Drinking

Sean Flack

I’ll always remember my first drink of alcohol. It was freshman year, and I was at a friend of a friend’s apartment party. I walked in with my eyes so full of wonder and excitement. Golly gee, my first college party.

As soon as I plopped down on the couch, a guy sat next to me with an empty glass and a bottle of Hawkeye vodka. “Hey, man, you drink?” he asked. “S-sure,” I replied. He poured straight vodka into the glass and gave it to me along with a bottle of lemon Gatorade. “Drink this, then drink that” were his instructions.

So I drank the vodka like I would any other beverage. Little did I know the effect it would have on my throat. “It’s awful,” I exclaimed, scrunching my face.
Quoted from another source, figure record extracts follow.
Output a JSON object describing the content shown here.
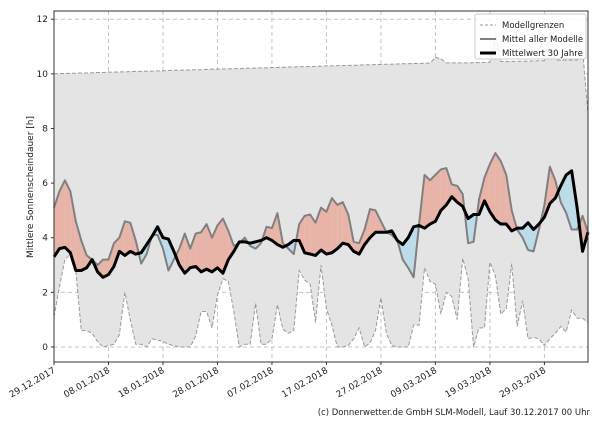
{
  "chart_data": {
    "type": "area",
    "ylabel": "Mittlere Sonnenscheindauer [h]",
    "xlabel": "",
    "ylim": [
      -0.55,
      12.3
    ],
    "xlim": [
      "2017-12-29",
      "2018-04-06"
    ],
    "yticks": [
      0,
      2,
      4,
      6,
      8,
      10,
      12
    ],
    "xticks": [
      "29.12.2017",
      "08.01.2018",
      "18.01.2018",
      "28.01.2018",
      "07.02.2018",
      "17.02.2018",
      "27.02.2018",
      "09.03.2018",
      "19.03.2018",
      "29.03.2018"
    ],
    "xtick_dates": [
      "2017-12-29",
      "2018-01-08",
      "2018-01-18",
      "2018-01-28",
      "2018-02-07",
      "2018-02-17",
      "2018-02-27",
      "2018-03-09",
      "2018-03-19",
      "2018-03-29"
    ],
    "grid": true,
    "legend_position": "top-right",
    "legend": [
      "Modellgrenzen",
      "Mittel aller Modelle",
      "Mittelwert 30 Jahre"
    ],
    "colors": {
      "band": "#e4e4e4",
      "above": "#e9b4a8",
      "below": "#bddcea",
      "model_mean": "#808080",
      "climate_mean": "#000000",
      "bounds": "#9a9a9a"
    },
    "x": [
      "2017-12-29",
      "2017-12-30",
      "2017-12-31",
      "2018-01-01",
      "2018-01-02",
      "2018-01-03",
      "2018-01-04",
      "2018-01-05",
      "2018-01-06",
      "2018-01-07",
      "2018-01-08",
      "2018-01-09",
      "2018-01-10",
      "2018-01-11",
      "2018-01-12",
      "2018-01-13",
      "2018-01-14",
      "2018-01-15",
      "2018-01-16",
      "2018-01-17",
      "2018-01-18",
      "2018-01-19",
      "2018-01-20",
      "2018-01-21",
      "2018-01-22",
      "2018-01-23",
      "2018-01-24",
      "2018-01-25",
      "2018-01-26",
      "2018-01-27",
      "2018-01-28",
      "2018-01-29",
      "2018-01-30",
      "2018-01-31",
      "2018-02-01",
      "2018-02-02",
      "2018-02-03",
      "2018-02-04",
      "2018-02-05",
      "2018-02-06",
      "2018-02-07",
      "2018-02-08",
      "2018-02-09",
      "2018-02-10",
      "2018-02-11",
      "2018-02-12",
      "2018-02-13",
      "2018-02-14",
      "2018-02-15",
      "2018-02-16",
      "2018-02-17",
      "2018-02-18",
      "2018-02-19",
      "2018-02-20",
      "2018-02-21",
      "2018-02-22",
      "2018-02-23",
      "2018-02-24",
      "2018-02-25",
      "2018-02-26",
      "2018-02-27",
      "2018-02-28",
      "2018-03-01",
      "2018-03-02",
      "2018-03-03",
      "2018-03-04",
      "2018-03-05",
      "2018-03-06",
      "2018-03-07",
      "2018-03-08",
      "2018-03-09",
      "2018-03-10",
      "2018-03-11",
      "2018-03-12",
      "2018-03-13",
      "2018-03-14",
      "2018-03-15",
      "2018-03-16",
      "2018-03-17",
      "2018-03-18",
      "2018-03-19",
      "2018-03-20",
      "2018-03-21",
      "2018-03-22",
      "2018-03-23",
      "2018-03-24",
      "2018-03-25",
      "2018-03-26",
      "2018-03-27",
      "2018-03-28",
      "2018-03-29",
      "2018-03-30",
      "2018-03-31",
      "2018-04-01",
      "2018-04-02",
      "2018-04-03",
      "2018-04-04",
      "2018-04-05",
      "2018-04-06"
    ],
    "series": [
      {
        "name": "Mittel aller Modelle",
        "values": [
          5.1,
          5.7,
          6.1,
          5.7,
          4.6,
          3.9,
          3.35,
          3.2,
          3.0,
          3.2,
          3.2,
          3.8,
          4.0,
          4.6,
          4.55,
          3.9,
          3.05,
          3.4,
          4.1,
          4.1,
          3.6,
          2.8,
          3.2,
          3.6,
          4.15,
          3.6,
          4.15,
          4.2,
          4.5,
          4.0,
          4.45,
          4.7,
          4.25,
          3.7,
          3.8,
          4.0,
          3.7,
          3.6,
          3.8,
          4.4,
          4.35,
          4.9,
          3.8,
          3.6,
          3.4,
          4.5,
          4.8,
          4.85,
          4.55,
          5.1,
          4.95,
          5.45,
          5.2,
          5.3,
          4.85,
          3.85,
          3.8,
          4.3,
          5.05,
          5.0,
          4.6,
          4.2,
          4.1,
          3.9,
          3.2,
          2.9,
          2.55,
          4.5,
          6.3,
          6.1,
          6.3,
          6.5,
          6.55,
          5.95,
          5.9,
          5.6,
          3.8,
          3.85,
          5.4,
          6.2,
          6.7,
          7.1,
          6.8,
          6.3,
          5.0,
          4.3,
          4.0,
          3.55,
          3.5,
          4.3,
          5.2,
          6.6,
          6.1,
          5.3,
          4.9,
          4.3,
          4.3,
          4.8,
          4.2
        ]
      },
      {
        "name": "Mittelwert 30 Jahre",
        "values": [
          3.3,
          3.6,
          3.65,
          3.45,
          2.8,
          2.8,
          2.9,
          3.2,
          2.75,
          2.55,
          2.65,
          2.95,
          3.5,
          3.35,
          3.5,
          3.4,
          3.45,
          3.75,
          4.05,
          4.4,
          4.0,
          3.95,
          3.5,
          3.0,
          2.7,
          2.9,
          2.95,
          2.75,
          2.85,
          2.75,
          2.9,
          2.7,
          3.2,
          3.5,
          3.85,
          3.85,
          3.8,
          3.85,
          3.9,
          4.0,
          3.9,
          3.75,
          3.65,
          3.75,
          3.9,
          3.9,
          3.45,
          3.4,
          3.35,
          3.55,
          3.4,
          3.45,
          3.6,
          3.8,
          3.75,
          3.5,
          3.4,
          3.75,
          4.0,
          4.2,
          4.2,
          4.2,
          4.25,
          3.9,
          3.75,
          4.0,
          4.4,
          4.45,
          4.35,
          4.5,
          4.6,
          5.0,
          5.2,
          5.5,
          5.3,
          5.15,
          4.7,
          4.85,
          4.85,
          5.35,
          4.95,
          4.65,
          4.5,
          4.5,
          4.25,
          4.35,
          4.35,
          4.55,
          4.3,
          4.5,
          4.75,
          5.25,
          5.45,
          5.9,
          6.3,
          6.45,
          5.1,
          3.5,
          4.2
        ]
      },
      {
        "name": "Modellgrenzen (oben)",
        "values": [
          10.0,
          10.01,
          10.01,
          10.02,
          10.02,
          10.03,
          10.03,
          10.04,
          10.05,
          10.05,
          10.06,
          10.06,
          10.07,
          10.07,
          10.08,
          10.09,
          10.09,
          10.1,
          10.1,
          10.11,
          10.11,
          10.12,
          10.13,
          10.13,
          10.14,
          10.14,
          10.15,
          10.15,
          10.16,
          10.17,
          10.17,
          10.18,
          10.18,
          10.19,
          10.19,
          10.2,
          10.21,
          10.21,
          10.22,
          10.22,
          10.23,
          10.23,
          10.24,
          10.25,
          10.25,
          10.26,
          10.26,
          10.27,
          10.27,
          10.28,
          10.29,
          10.29,
          10.3,
          10.3,
          10.31,
          10.31,
          10.32,
          10.33,
          10.33,
          10.34,
          10.34,
          10.35,
          10.35,
          10.36,
          10.37,
          10.37,
          10.38,
          10.38,
          10.39,
          10.39,
          10.6,
          10.55,
          10.4,
          10.4,
          10.4,
          10.4,
          10.4,
          10.41,
          10.41,
          10.42,
          10.42,
          11.5,
          10.45,
          10.45,
          10.45,
          10.46,
          10.46,
          10.47,
          10.47,
          10.48,
          10.48,
          11.6,
          10.5,
          10.5,
          10.5,
          10.5,
          10.5,
          10.9,
          8.5
        ]
      },
      {
        "name": "Modellgrenzen (unten)",
        "values": [
          1.1,
          2.2,
          3.2,
          3.4,
          2.8,
          0.6,
          0.6,
          0.5,
          0.2,
          0.0,
          0.05,
          0.1,
          0.45,
          2.0,
          1.0,
          0.1,
          0.1,
          0.0,
          0.3,
          0.25,
          0.2,
          0.1,
          0.05,
          0.0,
          0.0,
          0.0,
          0.4,
          1.3,
          1.3,
          0.7,
          1.9,
          2.5,
          2.4,
          1.3,
          0.0,
          0.1,
          0.1,
          1.6,
          0.1,
          0.1,
          0.3,
          1.55,
          0.65,
          0.5,
          0.6,
          2.8,
          2.45,
          2.3,
          0.9,
          3.0,
          1.4,
          0.8,
          0.0,
          0.0,
          0.05,
          0.3,
          0.7,
          0.0,
          0.15,
          0.6,
          1.8,
          0.5,
          0.05,
          0.0,
          0.0,
          0.0,
          0.8,
          0.8,
          2.9,
          2.4,
          2.3,
          1.2,
          2.0,
          1.85,
          1.0,
          3.25,
          2.5,
          0.0,
          0.7,
          0.7,
          3.1,
          2.6,
          1.2,
          1.4,
          3.05,
          0.75,
          1.7,
          0.3,
          0.35,
          0.3,
          0.05,
          0.3,
          0.5,
          0.75,
          0.55,
          1.35,
          1.05,
          1.05,
          0.9
        ]
      }
    ]
  },
  "footer": "(c) Donnerwetter.de GmbH SLM-Modell, Lauf 30.12.2017 00 Uhr"
}
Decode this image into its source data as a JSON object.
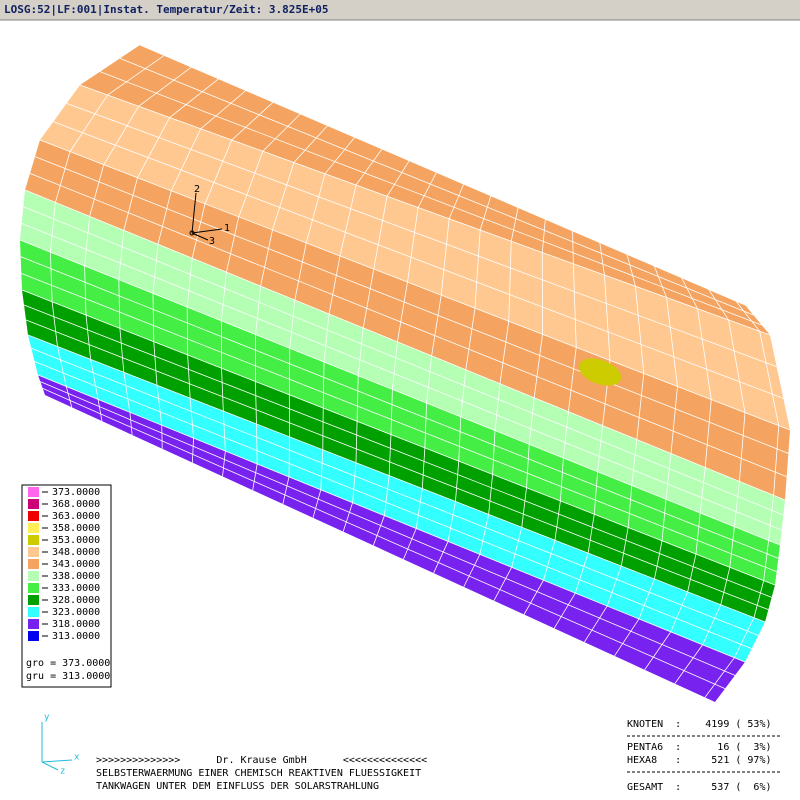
{
  "header": {
    "title": "LOSG:52|LF:001|Instat. Temperatur/Zeit: 3.825E+05"
  },
  "triad": [
    "1",
    "2",
    "3"
  ],
  "axis_icon": [
    "y",
    "x",
    "z"
  ],
  "legend": {
    "entries": [
      {
        "label": "373.0000",
        "color": "#ff66ee"
      },
      {
        "label": "368.0000",
        "color": "#cc0077"
      },
      {
        "label": "363.0000",
        "color": "#ee0000"
      },
      {
        "label": "358.0000",
        "color": "#ffee55"
      },
      {
        "label": "353.0000",
        "color": "#cccc00"
      },
      {
        "label": "348.0000",
        "color": "#ffc890"
      },
      {
        "label": "343.0000",
        "color": "#f4a460"
      },
      {
        "label": "338.0000",
        "color": "#b4ffb4"
      },
      {
        "label": "333.0000",
        "color": "#44ee44"
      },
      {
        "label": "328.0000",
        "color": "#00a000"
      },
      {
        "label": "323.0000",
        "color": "#33ffff"
      },
      {
        "label": "318.0000",
        "color": "#7722ee"
      },
      {
        "label": "313.0000",
        "color": "#0000ee"
      }
    ],
    "gro": "gro = 373.0000",
    "gru": "gru = 313.0000"
  },
  "footer": [
    ">>>>>>>>>>>>>>      Dr. Krause GmbH      <<<<<<<<<<<<<<",
    "SELBSTERWAERMUNG EINER CHEMISCH REAKTIVEN FLUESSIGKEIT",
    "TANKWAGEN UNTER DEM EINFLUSS DER SOLARSTRAHLUNG"
  ],
  "stats": [
    "KNOTEN  :    4199 ( 53%)",
    "PENTA6  :      16 (  3%)",
    "HEXA8   :     521 ( 97%)",
    "GESAMT  :     537 (  6%)"
  ]
}
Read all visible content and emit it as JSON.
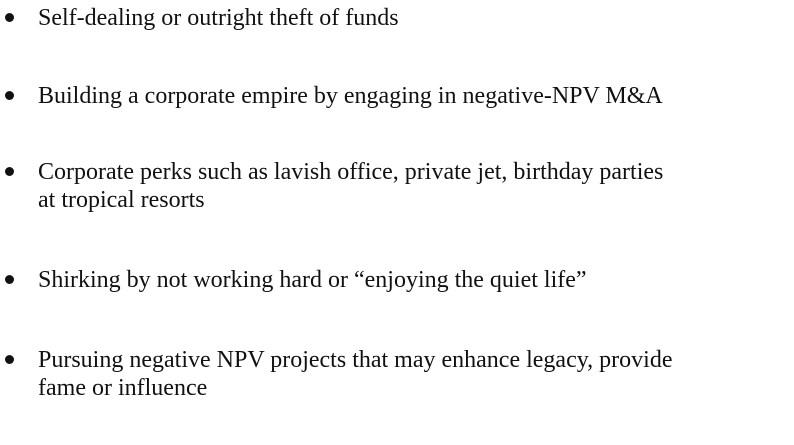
{
  "bullets": [
    {
      "text": "Self-dealing or outright theft of funds"
    },
    {
      "text": "Building a corporate empire by engaging in negative-NPV M&A"
    },
    {
      "text": "Corporate perks such as lavish office, private jet, birthday parties\nat tropical resorts"
    },
    {
      "text": "Shirking by not working hard or “enjoying the quiet life”"
    },
    {
      "text": "Pursuing negative NPV projects that may enhance legacy, provide\nfame or influence"
    }
  ]
}
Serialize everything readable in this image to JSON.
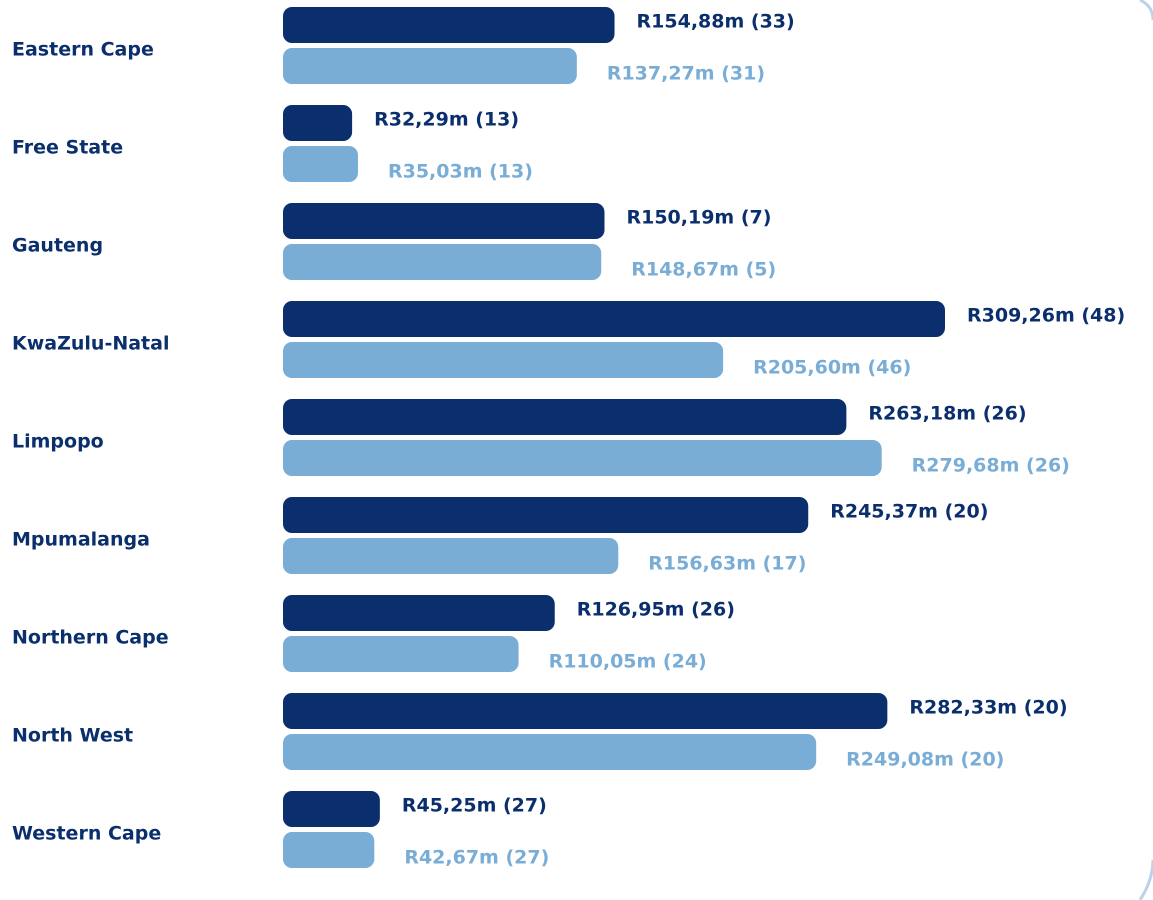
{
  "chart_data": {
    "type": "hbar",
    "categories": [
      "Eastern Cape",
      "Free State",
      "Gauteng",
      "KwaZulu-Natal",
      "Limpopo",
      "Mpumalanga",
      "Northern Cape",
      "North West",
      "Western Cape"
    ],
    "series": [
      {
        "color": "#0b2f6d",
        "values": [
          154.88,
          32.29,
          150.19,
          309.26,
          263.18,
          245.37,
          126.95,
          282.33,
          45.25
        ],
        "value_labels": [
          "R154,88m (33)",
          "R32,29m (13)",
          "R150,19m (7)",
          "R309,26m (48)",
          "R263,18m (26)",
          "R245,37m (20)",
          "R126,95m (26)",
          "R282,33m (20)",
          "R45,25m (27)"
        ]
      },
      {
        "color": "#7aadd6",
        "values": [
          137.27,
          35.03,
          148.67,
          205.6,
          279.68,
          156.63,
          110.05,
          249.08,
          42.67
        ],
        "value_labels": [
          "R137,27m (31)",
          "R35,03m (13)",
          "R148,67m (5)",
          "R205,60m (46)",
          "R279,68m (26)",
          "R156,63m (17)",
          "R110,05m (24)",
          "R249,08m (20)",
          "R42,67m (27)"
        ]
      }
    ]
  }
}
The guy pushed the Gatorade toward me and told me to drink up. The Gatorade did help, but I still couldn’t get over how terrible the vodka was. In fact, my entire freshman year involved a who’s who of awful alcoholic drinks.

Luckily I’m 21 now, so I’ve had the luxury to know what I like and what I don’t like. But no matter how many times I tell an adult that I actually enjoy the taste of alcohol, they look at me with disapproving eyes. I just wish people our age didn’t give alcohol such a bad name by abusing and binging on it.

This is not a lecture or public service announcement, but just me asking you to think about your decisions. That doesn’t mean you can’t have fun. It doesn’t mean you can’t go out. Just think. Know your limits. Spend a night at a place you’re comfortable with with some close friends. See how your body reacts to different drinks and how many it takes to get to a point where you need to stop. No matter how “bro-tastic” it might be, no one wants to spend a night puking up blood.

A group in my English class last year gave a presentation about how they thought the drinking age should be lowered to 18. That is a horribly awful idea. You know why? Because 18-year-olds are dumb and don’t know their limits. Hell, there are middle-aged adults who don’t know their limits. Yes, there are people who are exceptions to the rule, but I feel 21 is a good age because it allows a couple years for a person to mature.

And you know, I like alcohol too, but it seems like so many people on Facebook’s entire identity is composed of a red Dixie cup. I swear, it’s as if some of these people just do it to be “cool.” Playing beer pong with Natty Ice and taking shots of Hawkeye doesn’t make you a badass. Proudly displaying those nights on Facebook just makes you look immature.

I know these nights with friends and alcohol can be memorable, but I’m just asking you to think a little more. Write a note on your hand. Don’t give in to peer pressure. If you don’t want another drink, say so. Don’t let it consume you. Don’t let it become your identity. Yes, you’ll have those nights where you’re a sloppy drunk, but make sure it doesn’t become a habit. Passed out on the sidewalk yelling how you want your mom and a Superdog is not an attractive quality.

I don’t mean to throw stones — Lord knows I’ve had my fair share of embarrassing nights — I just feel like all of us college students get lumped together when it comes to drinking. And that’s kind of unfair because there are people who can control themselves. So for new freshmen, returning students, or whoever, I implore you to just think. Let’s prove that we can all legitimately enjoy a beer without acting stupid.